Listen to Bernie Sanders Predict Our Current Situation 26 Years Ago at Harvard

Then just a newly elected congressman from Vermont, Sanders offered a foreboding vision of the future. Well, here we are.

Sen. Bernie Sanders is by far the most popular politician in America, at a time when our elected officials, especially those in Congress, are held in remarkably (and in some cases, deservedly) low esteem.

As voters increasingly place a higher premium on authenticity, it’s hard to dispute the consistency of Sanders’ message over the years. Listen to his November 15, 1991 lecture at Harvard—recorded just a year after he first won his seat in Congress—and you’ll find few changes to his rhetoric.

President Donald Trump has replaced George H. W. Bush, and Sanders’ frantic farrago of figures and percentages has been updated to reflect an even wider gap between the haves and have-nots. But overall, the song remains the same.

“What is going on to a large degree in this country is the enormity of the problems are [sic] being swept underneath the rug, and there is not serious debate. And what are the ramifications of that?” Sanders said. “The ramifications of that process both by the Democratic and Republican Party and the mass media is that tens of millions of people in this country now have given up on politics, have very little belief that the government is capable of resolving the enormous problems facing this country.”

The apathy Sanders describes manifested in the lowest voter turnout in two decades in 2016, with just 55 percent of voting-age citizens casting a ballot in the first presidential election without the full protections of the Voting Rights Act.

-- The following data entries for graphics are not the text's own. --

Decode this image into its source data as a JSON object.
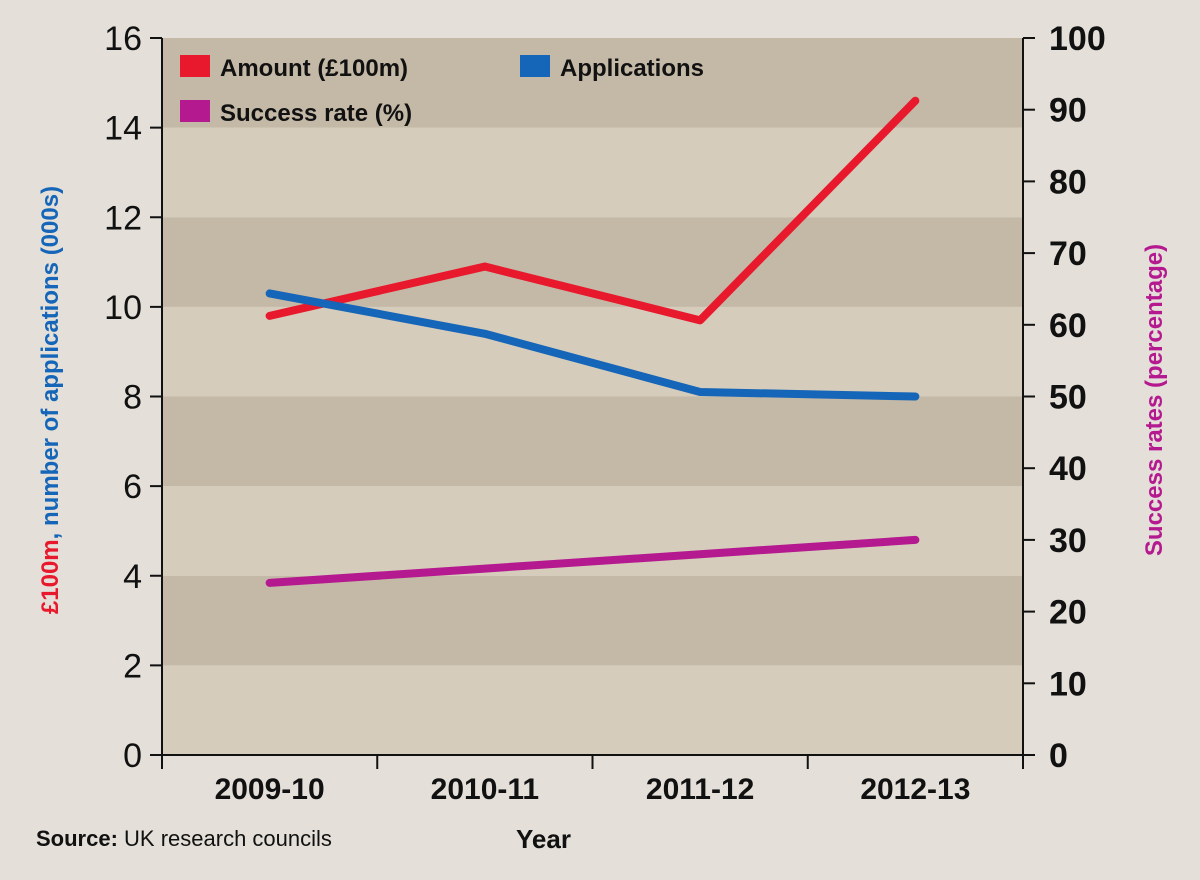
{
  "chart_data": {
    "type": "line",
    "title": "",
    "xlabel": "Year",
    "ylabel_left_parts": [
      {
        "text": "£100m",
        "color": "#e8192c"
      },
      {
        "text": ", ",
        "color": "#1565b8"
      },
      {
        "text": "number of applications (000s)",
        "color": "#1565b8"
      }
    ],
    "ylabel_right": "Success rates (percentage)",
    "ylabel_right_color": "#b5198f",
    "categories": [
      "2009-10",
      "2010-11",
      "2011-12",
      "2012-13"
    ],
    "y_left": {
      "range": [
        0,
        16
      ],
      "ticks": [
        "0",
        "2",
        "4",
        "6",
        "8",
        "10",
        "12",
        "14",
        "16"
      ],
      "tick_values": [
        0,
        2,
        4,
        6,
        8,
        10,
        12,
        14,
        16
      ]
    },
    "y_right": {
      "range": [
        0,
        100
      ],
      "ticks": [
        "0",
        "10",
        "20",
        "30",
        "40",
        "50",
        "60",
        "70",
        "80",
        "90",
        "100"
      ],
      "tick_values": [
        0,
        10,
        20,
        30,
        40,
        50,
        60,
        70,
        80,
        90,
        100
      ]
    },
    "series": [
      {
        "name": "Amount (£100m)",
        "axis": "left",
        "color": "#e8192c",
        "values": [
          9.8,
          10.9,
          9.7,
          14.6
        ]
      },
      {
        "name": "Applications",
        "axis": "left",
        "color": "#1565b8",
        "values": [
          10.3,
          9.4,
          8.1,
          8.0
        ]
      },
      {
        "name": "Success rate (%)",
        "axis": "right",
        "color": "#b5198f",
        "values": [
          24,
          26,
          28,
          30
        ]
      }
    ],
    "legend": {
      "placement": "top-left"
    },
    "band_colors": [
      "#d5ccbb",
      "#c4b9a6"
    ],
    "grid": "alternating bands"
  },
  "source": {
    "label": "Source:",
    "text": " UK research councils"
  }
}
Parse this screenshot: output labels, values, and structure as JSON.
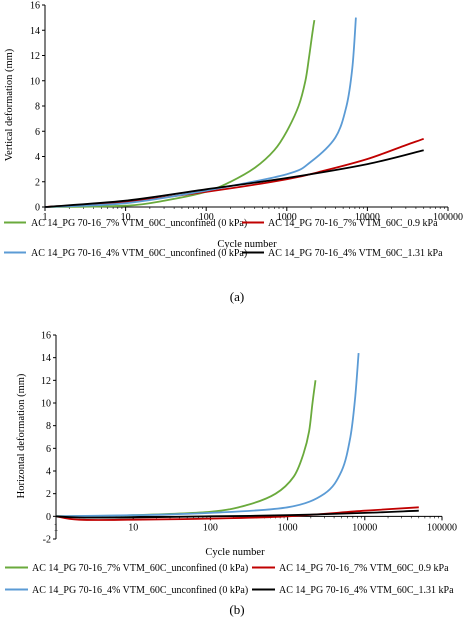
{
  "chart_data": [
    {
      "type": "line",
      "panel_label": "(a)",
      "xlabel": "Cycle number",
      "ylabel": "Vertical deformation (mm)",
      "xscale": "log",
      "xlim": [
        1,
        100000
      ],
      "ylim": [
        0,
        16
      ],
      "xticks": [
        1,
        10,
        100,
        1000,
        10000,
        100000
      ],
      "xtick_labels": [
        "1",
        "10",
        "100",
        "1000",
        "10000",
        "100000"
      ],
      "yticks": [
        0,
        2,
        4,
        6,
        8,
        10,
        12,
        14,
        16
      ],
      "ytick_labels": [
        "0",
        "2",
        "4",
        "6",
        "8",
        "10",
        "12",
        "14",
        "16"
      ],
      "grid": false,
      "legend_placement": "bottom",
      "series": [
        {
          "name": "AC 14_PG 70-16_7% VTM_60C_unconfined (0 kPa)",
          "color": "#6aaa3c",
          "x": [
            1,
            10,
            30,
            100,
            200,
            400,
            700,
            1000,
            1400,
            1700,
            1900,
            2100,
            2200
          ],
          "y": [
            0,
            0.1,
            0.5,
            1.2,
            2.0,
            3.1,
            4.5,
            6.0,
            8.0,
            10.0,
            12.0,
            14.0,
            14.8
          ]
        },
        {
          "name": "AC 14_PG 70-16_7% VTM_60C_0.9 kPa",
          "color": "#c00000",
          "x": [
            1,
            10,
            100,
            1000,
            3000,
            10000,
            30000,
            50000
          ],
          "y": [
            0,
            0.4,
            1.2,
            2.2,
            2.9,
            3.8,
            4.9,
            5.4
          ]
        },
        {
          "name": "AC 14_PG 70-16_4% VTM_60C_unconfined (0 kPa)",
          "color": "#5b9bd5",
          "x": [
            1,
            10,
            100,
            1000,
            2000,
            4000,
            5500,
            6500,
            7200
          ],
          "y": [
            0,
            0.3,
            1.3,
            2.6,
            3.6,
            5.5,
            8.0,
            11.0,
            15.0
          ]
        },
        {
          "name": "AC 14_PG 70-16_4% VTM_60C_1.31 kPa",
          "color": "#000000",
          "x": [
            1,
            10,
            100,
            1000,
            10000,
            50000
          ],
          "y": [
            0,
            0.5,
            1.4,
            2.3,
            3.4,
            4.5
          ]
        }
      ]
    },
    {
      "type": "line",
      "panel_label": "(b)",
      "xlabel": "Cycle number",
      "ylabel": "Horizontal deformation (mm)",
      "xscale": "log",
      "xlim": [
        1,
        100000
      ],
      "ylim": [
        -2,
        16
      ],
      "xticks": [
        1,
        10,
        100,
        1000,
        10000,
        100000
      ],
      "xtick_labels": [
        "1",
        "10",
        "100",
        "1000",
        "10000",
        "100000"
      ],
      "yticks": [
        -2,
        0,
        2,
        4,
        6,
        8,
        10,
        12,
        14,
        16
      ],
      "ytick_labels": [
        "-2",
        "0",
        "2",
        "4",
        "6",
        "8",
        "10",
        "12",
        "14",
        "16"
      ],
      "grid": false,
      "legend_placement": "bottom",
      "series": [
        {
          "name": "AC 14_PG 70-16_7% VTM_60C_unconfined (0 kPa)",
          "color": "#6aaa3c",
          "x": [
            1,
            10,
            100,
            300,
            700,
            1200,
            1600,
            1900,
            2100,
            2300
          ],
          "y": [
            0,
            0.1,
            0.4,
            1.0,
            2.0,
            3.5,
            5.5,
            7.5,
            10.0,
            12.0
          ]
        },
        {
          "name": "AC 14_PG 70-16_7% VTM_60C_0.9 kPa",
          "color": "#c00000",
          "x": [
            1,
            2,
            10,
            100,
            1000,
            10000,
            50000
          ],
          "y": [
            0,
            -0.3,
            -0.3,
            -0.2,
            0,
            0.5,
            0.8
          ]
        },
        {
          "name": "AC 14_PG 70-16_4% VTM_60C_unconfined (0 kPa)",
          "color": "#5b9bd5",
          "x": [
            1,
            10,
            100,
            1000,
            3000,
            5000,
            6500,
            7500,
            8300
          ],
          "y": [
            0,
            0.1,
            0.3,
            0.8,
            2.0,
            4.0,
            7.0,
            10.5,
            14.4
          ]
        },
        {
          "name": "AC 14_PG 70-16_4% VTM_60C_1.31 kPa",
          "color": "#000000",
          "x": [
            1,
            2,
            10,
            100,
            1000,
            10000,
            50000
          ],
          "y": [
            0,
            -0.1,
            -0.1,
            0,
            0.1,
            0.3,
            0.5
          ]
        }
      ]
    }
  ]
}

“Not only is that a disaster onto itself, but it lays the groundwork for demagoguery and the likes of the David Dukes of this world, who say, ‘Do you have problems?’ And people say, ‘Yeah, we’ve got a lot of problems.’ ‘Well the answer is, it’s blacks, it’s Jews, welfare recipients.’ ‘Oh, is that the answer? Okay Dave, we’re with you.'”

Duke, the former Ku Klux Klan grand wizard and Holocaust denier, has been one of Trump’s most vocal supporters. (Trump later disavowed Duke and the KKK.) Sanders’ lecture in Cambridge came one day before Duke garnered nearly 39 percent of the vote in the Louisiana gubernatorial runoff.

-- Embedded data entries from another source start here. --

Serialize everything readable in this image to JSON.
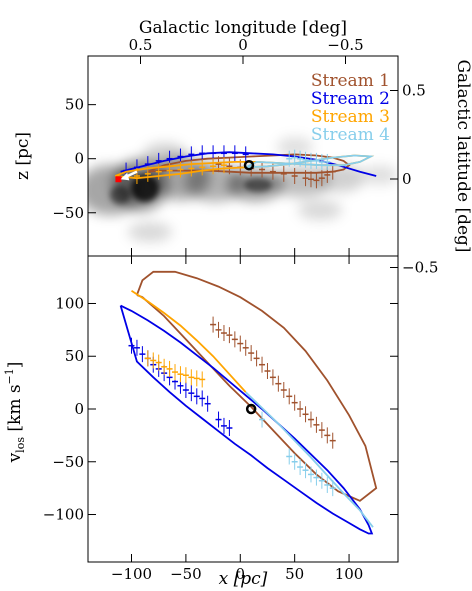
{
  "chart_data": [
    {
      "type": "line",
      "panel": "top",
      "xlabel": "x [pc]",
      "ylabel": "z [pc]",
      "top_axis_label": "Galactic longitude [deg]",
      "right_axis_label": "Galactic latitude [deg]",
      "xlim": [
        -140,
        145
      ],
      "ylim": [
        -90,
        95
      ],
      "x_ticks": [
        -100,
        -50,
        0,
        50,
        100
      ],
      "y_ticks": [
        -50,
        0,
        50
      ],
      "y_tick_labels": [
        "−50",
        "0",
        "50"
      ],
      "top_ticks": [
        0.5,
        0,
        -0.5
      ],
      "top_tick_labels": [
        "0.5",
        "0",
        "−0.5"
      ],
      "right_ticks": [
        0.5,
        0,
        -0.5
      ],
      "right_tick_labels": [
        "0.5",
        "0",
        "−0.5"
      ],
      "legend": {
        "placement": "top-right",
        "entries": [
          {
            "name": "Stream 1",
            "color": "#a0522d"
          },
          {
            "name": "Stream 2",
            "color": "#0000e6"
          },
          {
            "name": "Stream 3",
            "color": "#ffa500"
          },
          {
            "name": "Stream 4",
            "color": "#87ceeb"
          }
        ]
      },
      "background": "greyscale gas density map",
      "series": [
        {
          "name": "Stream 1",
          "color": "#a0522d",
          "x": [
            -85,
            -70,
            -50,
            -30,
            -10,
            10,
            30,
            50,
            70,
            85,
            95,
            100,
            95,
            85,
            70,
            50,
            30,
            10,
            -10,
            -30,
            -50,
            -70,
            -85
          ],
          "y": [
            -12,
            -6,
            -2,
            0,
            1,
            2,
            3,
            4,
            3,
            1,
            -2,
            -6,
            -10,
            -12,
            -13,
            -13,
            -13,
            -13,
            -12,
            -11,
            -11,
            -11,
            -12
          ],
          "points": [
            [
              -20,
              -5
            ],
            [
              -10,
              -7
            ],
            [
              0,
              -8
            ],
            [
              10,
              -9
            ],
            [
              20,
              -10
            ],
            [
              30,
              -12
            ],
            [
              40,
              -14
            ],
            [
              50,
              -16
            ],
            [
              60,
              -18
            ],
            [
              65,
              -19
            ],
            [
              70,
              -20
            ],
            [
              75,
              -18
            ],
            [
              80,
              -15
            ],
            [
              85,
              -12
            ]
          ]
        },
        {
          "name": "Stream 2",
          "color": "#0000e6",
          "x": [
            -110,
            -90,
            -70,
            -50,
            -30,
            -10,
            10,
            30,
            50,
            70,
            90,
            110,
            125
          ],
          "y": [
            -12,
            -7,
            -2,
            2,
            5,
            6,
            5,
            4,
            2,
            -1,
            -6,
            -12,
            -16
          ],
          "points": [
            [
              -105,
              -11
            ],
            [
              -95,
              -8
            ],
            [
              -85,
              -5
            ],
            [
              -75,
              -2
            ],
            [
              -65,
              0
            ],
            [
              -55,
              2
            ],
            [
              -45,
              4
            ],
            [
              -35,
              5
            ],
            [
              -25,
              5
            ],
            [
              -15,
              5
            ],
            [
              -5,
              5
            ],
            [
              5,
              4
            ]
          ]
        },
        {
          "name": "Stream 3",
          "color": "#ffa500",
          "x": [
            -115,
            -95,
            -75,
            -55,
            -35,
            -15,
            5,
            25,
            45,
            65,
            85,
            105,
            120,
            110,
            95,
            75,
            55,
            35,
            15,
            -5,
            -25,
            -45,
            -65,
            -85,
            -105,
            -115
          ],
          "y": [
            -16,
            -18,
            -16,
            -14,
            -11,
            -9,
            -8,
            -7,
            -5,
            -2,
            1,
            3,
            2,
            -3,
            -6,
            -6,
            -5,
            -4,
            -3,
            -3,
            -4,
            -5,
            -7,
            -9,
            -12,
            -16
          ],
          "points": [
            [
              -95,
              -16
            ],
            [
              -85,
              -14
            ],
            [
              -75,
              -12
            ],
            [
              -65,
              -11
            ],
            [
              -55,
              -10
            ],
            [
              -45,
              -9
            ],
            [
              -35,
              -8
            ],
            [
              -25,
              -7
            ],
            [
              -15,
              -6
            ]
          ]
        },
        {
          "name": "Stream 4",
          "color": "#87ceeb",
          "x": [
            5,
            25,
            45,
            65,
            85,
            105,
            120,
            110,
            95,
            75,
            55,
            35,
            15,
            5
          ],
          "y": [
            -8,
            -7,
            -5,
            -2,
            1,
            3,
            2,
            -3,
            -6,
            -6,
            -5,
            -4,
            -3,
            -8
          ],
          "points": [
            [
              45,
              0
            ],
            [
              50,
              1
            ],
            [
              55,
              0
            ],
            [
              60,
              -1
            ],
            [
              65,
              -2
            ],
            [
              70,
              -2
            ],
            [
              75,
              -3
            ],
            [
              80,
              -3
            ]
          ]
        }
      ],
      "markers": [
        {
          "label": "",
          "x": 8,
          "y": -6,
          "style": "open-circle",
          "color": "#000000"
        },
        {
          "label": "",
          "x": -112,
          "y": -19,
          "style": "filled-square",
          "color": "#ff0000"
        }
      ]
    },
    {
      "type": "line",
      "panel": "bottom",
      "xlabel": "x [pc]",
      "ylabel": "v_los [km s^-1]",
      "xlim": [
        -140,
        145
      ],
      "ylim": [
        -145,
        145
      ],
      "x_ticks": [
        -100,
        -50,
        0,
        50,
        100
      ],
      "x_tick_labels": [
        "−100",
        "−50",
        "0",
        "50",
        "100"
      ],
      "y_ticks": [
        -100,
        -50,
        0,
        50,
        100
      ],
      "y_tick_labels": [
        "−100",
        "−50",
        "0",
        "50",
        "100"
      ],
      "series": [
        {
          "name": "Stream 1",
          "color": "#a0522d",
          "x": [
            -95,
            -90,
            -80,
            -60,
            -40,
            -20,
            0,
            20,
            40,
            60,
            80,
            100,
            115,
            125,
            110,
            90,
            70,
            50,
            30,
            10,
            -10,
            -30,
            -50,
            -70,
            -90,
            -95
          ],
          "y": [
            108,
            122,
            130,
            130,
            124,
            116,
            106,
            93,
            77,
            55,
            27,
            -6,
            -35,
            -75,
            -87,
            -78,
            -62,
            -42,
            -20,
            2,
            22,
            44,
            66,
            88,
            106,
            108
          ],
          "points": [
            [
              -25,
              80
            ],
            [
              -20,
              75
            ],
            [
              -15,
              72
            ],
            [
              -10,
              70
            ],
            [
              -5,
              66
            ],
            [
              0,
              62
            ],
            [
              5,
              58
            ],
            [
              10,
              53
            ],
            [
              15,
              48
            ],
            [
              20,
              42
            ],
            [
              25,
              36
            ],
            [
              30,
              30
            ],
            [
              35,
              24
            ],
            [
              40,
              18
            ],
            [
              45,
              12
            ],
            [
              50,
              6
            ],
            [
              55,
              0
            ],
            [
              60,
              -5
            ],
            [
              65,
              -10
            ],
            [
              70,
              -15
            ],
            [
              75,
              -20
            ],
            [
              80,
              -25
            ],
            [
              85,
              -30
            ]
          ]
        },
        {
          "name": "Stream 2",
          "color": "#0000e6",
          "x": [
            -110,
            -100,
            -85,
            -70,
            -55,
            -40,
            -25,
            -10,
            5,
            20,
            35,
            50,
            65,
            80,
            95,
            110,
            118,
            121,
            118,
            110,
            100,
            85,
            70,
            55,
            40,
            25,
            10,
            -5,
            -20,
            -35,
            -50,
            -65,
            -80,
            -95,
            -110
          ],
          "y": [
            98,
            93,
            84,
            74,
            63,
            51,
            39,
            26,
            13,
            0,
            -14,
            -28,
            -43,
            -58,
            -75,
            -95,
            -110,
            -118,
            -118,
            -114,
            -108,
            -99,
            -89,
            -78,
            -67,
            -56,
            -44,
            -33,
            -21,
            -9,
            3,
            16,
            30,
            45,
            98
          ],
          "points": [
            [
              -100,
              60
            ],
            [
              -95,
              58
            ],
            [
              -90,
              52
            ],
            [
              -85,
              48
            ],
            [
              -80,
              42
            ],
            [
              -75,
              38
            ],
            [
              -70,
              34
            ],
            [
              -65,
              30
            ],
            [
              -60,
              26
            ],
            [
              -55,
              22
            ],
            [
              -50,
              18
            ],
            [
              -45,
              15
            ],
            [
              -40,
              12
            ],
            [
              -35,
              10
            ],
            [
              -30,
              5
            ],
            [
              -20,
              -10
            ],
            [
              -15,
              -16
            ],
            [
              -10,
              -18
            ]
          ]
        },
        {
          "name": "Stream 3",
          "color": "#ffa500",
          "x": [
            -100,
            -85,
            -70,
            -55,
            -40,
            -25,
            -10,
            5
          ],
          "y": [
            112,
            102,
            91,
            79,
            65,
            50,
            33,
            16
          ],
          "points": [
            [
              -85,
              48
            ],
            [
              -80,
              46
            ],
            [
              -75,
              44
            ],
            [
              -70,
              40
            ],
            [
              -65,
              38
            ],
            [
              -60,
              35
            ],
            [
              -55,
              33
            ],
            [
              -50,
              32
            ],
            [
              -45,
              30
            ],
            [
              -40,
              29
            ],
            [
              -35,
              28
            ]
          ]
        },
        {
          "name": "Stream 4",
          "color": "#87ceeb",
          "x": [
            5,
            20,
            35,
            50,
            65,
            80,
            95,
            110,
            122
          ],
          "y": [
            16,
            1,
            -14,
            -30,
            -46,
            -63,
            -80,
            -96,
            -112
          ],
          "points": [
            [
              20,
              -10
            ],
            [
              45,
              -45
            ],
            [
              50,
              -50
            ],
            [
              55,
              -55
            ],
            [
              60,
              -58
            ],
            [
              65,
              -62
            ],
            [
              70,
              -65
            ],
            [
              75,
              -68
            ],
            [
              80,
              -72
            ],
            [
              85,
              -75
            ]
          ]
        }
      ],
      "markers": [
        {
          "label": "",
          "x": 10,
          "y": 0,
          "style": "open-circle",
          "color": "#000000"
        }
      ]
    }
  ]
}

“One has the right to lay the fault for the creation of the David Dukes of the world—and he will not be the last—on the shoulders of government, the Congress, the president, state governments who are not addressing the major problems facing this country, and are creating a situation where most people are giving up on the political process,” Sanders said.

In an interview included on PM Press‘ recording of his lecture, released last year, Sanders took aim at the mass media for failing to reflect the decline in the standard of living of working-class Americans, creating a sense of alienation. The lack of progressive viewpoints in mass media and its corporate ownership are hardly a coincidence, Sanders argues.

“The American people do not have the opportunity, to see on television, their own reality,” Sanders said. “Tens of millions of people, in very deep trouble right now, they say, ‘Must be me. Gee, the president says we’re not in a recession. If I could only lift myself up on my bootstraps. Must be my problem. I don’t know what I’m not feeling better.'”

“And they don’t understand that they’re not allowed to learn that their problems—whether it’s they can’t afford healthcare, how they’re treated on the job—are shared by the vast majority of the people. That’s the secret. We don’t talk about it. It’s not just your problem; tens of millions of Americans also have that problem.”

In retrospect, the early ’90s were a politically charged time on Harvard’s campus. A year prior to Sanders’ visit, a 28-year-old Barack Obama addressed a protest at Harvard Law School, where he (and Trump’s Supreme Court pick Neil Gorsuch) graduated in 1991.